Why the PPP government is good for Pakistan – by Fauzia Wahab

Predictions were made, bets were placed and wild speculations made the rounds. It seemed that the fall of the prime minister was imminent and the PPP-led government was doomed. One could see gloating faces on TV channels, faces that had been forecasting the end of the Gilani’s government for the last four years. It seemed as though their prophecies were about to become reality. But the day came and went and nothing earth-shaking happened.

When the seemingly shaky coalition began its term, few expected him to become the longest reigning prime minister of the country. And even fewer thought he will deliver. But he surprised them all. No one thought that he will accomplish what many of his predecessors did not. Unanimously elected as the leader of the house, Yousaf Raza Gilani inherited a highly fragmented society and extremely divided polity which was in despair over the brutal murder of their leader, Benazir Bhutto.

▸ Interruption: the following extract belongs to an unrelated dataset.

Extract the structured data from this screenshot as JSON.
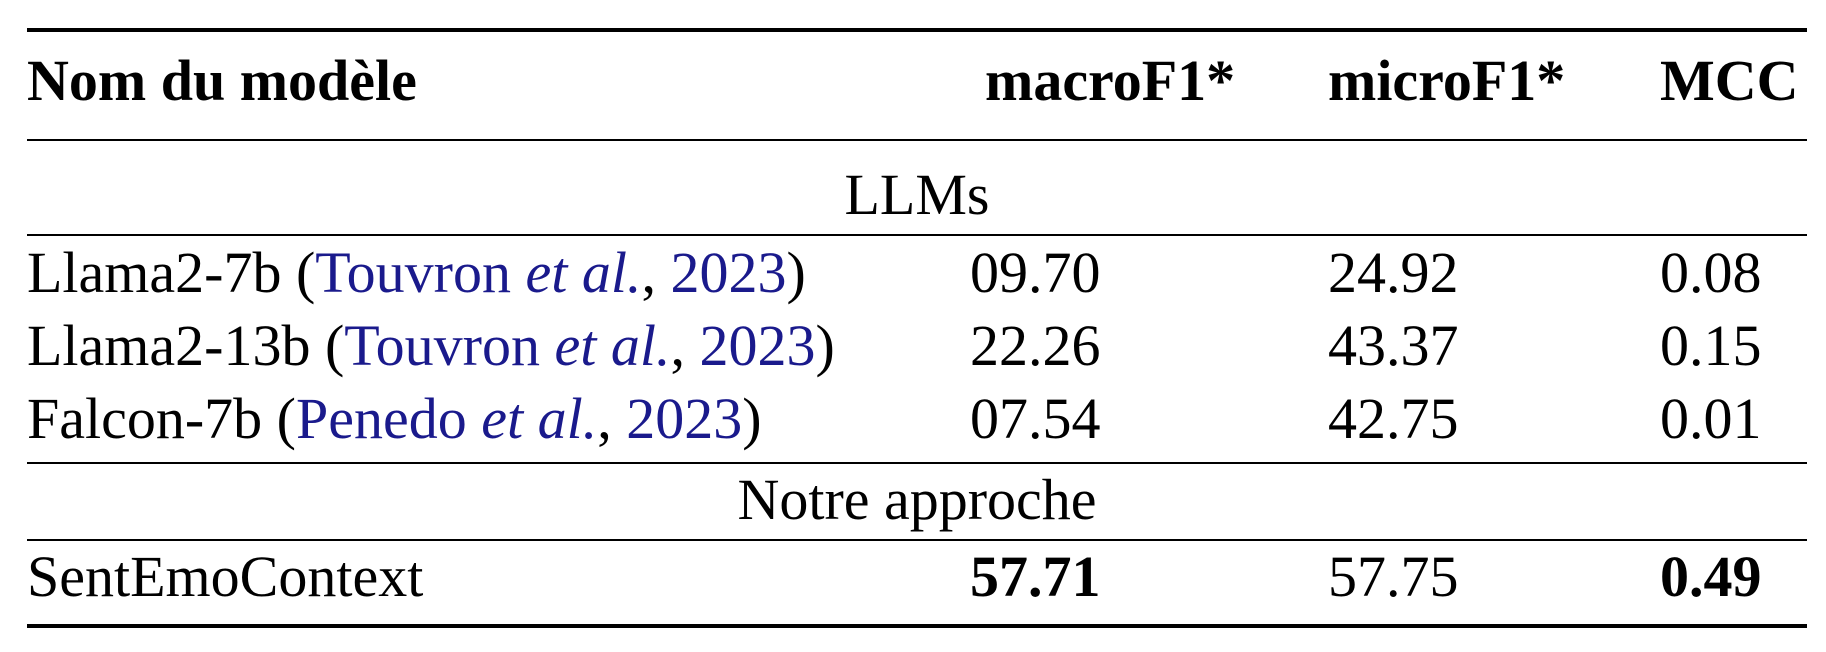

No one thought that a party of 127 members in a house of 342 members would bring changes unprecedented in the history of parliament. The three amendments and 48 legislative bills passed unanimously speak volumes of the soft-spoken and humble prime minister. Committed to the policy of reconciliation and a strong believer in parliament as holder of collective wisdom, he remained focused on building bridges between and amongst all stakeholders. He never distinguished between members from his own party and those from other parties. His accessibility to all across the board created space for him for political dialogue in even the worst crisis. The doors of negotiation and dialogue were kept open to all. During the last four years, the members of parliament faced many existential threats, but never was it faced with deadlock. In the last assembly’s session, twice, the leader of the opposition Chaudhry Nisar objected to the laying of the Twentieth Amendment bill and twice the prime minister accepted his objection and preferred to get into dialogue with the opposition rather than making it into an issue of ego. On February 14, we all saw how political democracy triumphed over forces of obscurantism and destruction.

The passing of three constitutional amendments is not the only achievement of parliament under the prime minister’s leadership, but many long outstanding political issues were also tackled head on. Provincial autonomy promised under the 1973 Constitution was granted through the passage of the Eighteenth Amendment. The provinces now enjoy freedom in decision-making, administrative freedom and financial freedom. For 19 long years, the National Finance Commission (NFC) was ineffective, stuck because of lingering mistrust among the federating units. After months of painstaking negotiations between the provinces, a new NFC was adopted. Another long outstanding issue was the mainstreaming of the people of Gilgit-Baltistan, they were given special status with administrative autonomy. Ever since the birth of Pakistan, people of Khyber-Pakhtunkhwa had been demanding a change of name of their province. It was a demand that no government had been able to handle, until the current PPP-led one took it up. Our colonial rulers had named the province after its geographical location with reference to British India’s capital, New Delhi, something that most people thought didn’t make any sense now. Under the Eighteenth Amendment, even this matter was resolved.

On the economic front, the PPP government has achieved many milestones, which unfortunately have gone unnoticed. For the first time in the country’s history, our Foreign Exchange Reserves went up to $18.3 billion, our exports crossed the $25 billion benchmark, under the Pakistan Remittances Initiative scheme our remittances registered a phenomenal growth from a mere $4 billion to $12 billion, our per capita income has risen from $990 to $1152. Similarly, gains in the agricultural sector cannot be ignored. From a wheat importing country, we have become a wheat exporting country. We have exported wheat worth $624 million. Despite two devastating floods, the production of wheat has gone up to 25 million tonnes this year and the output in the cotton crop has shown an upward movement from 10 million to 14 million bales.

Published in The Express Tribune, February 24th, 2012.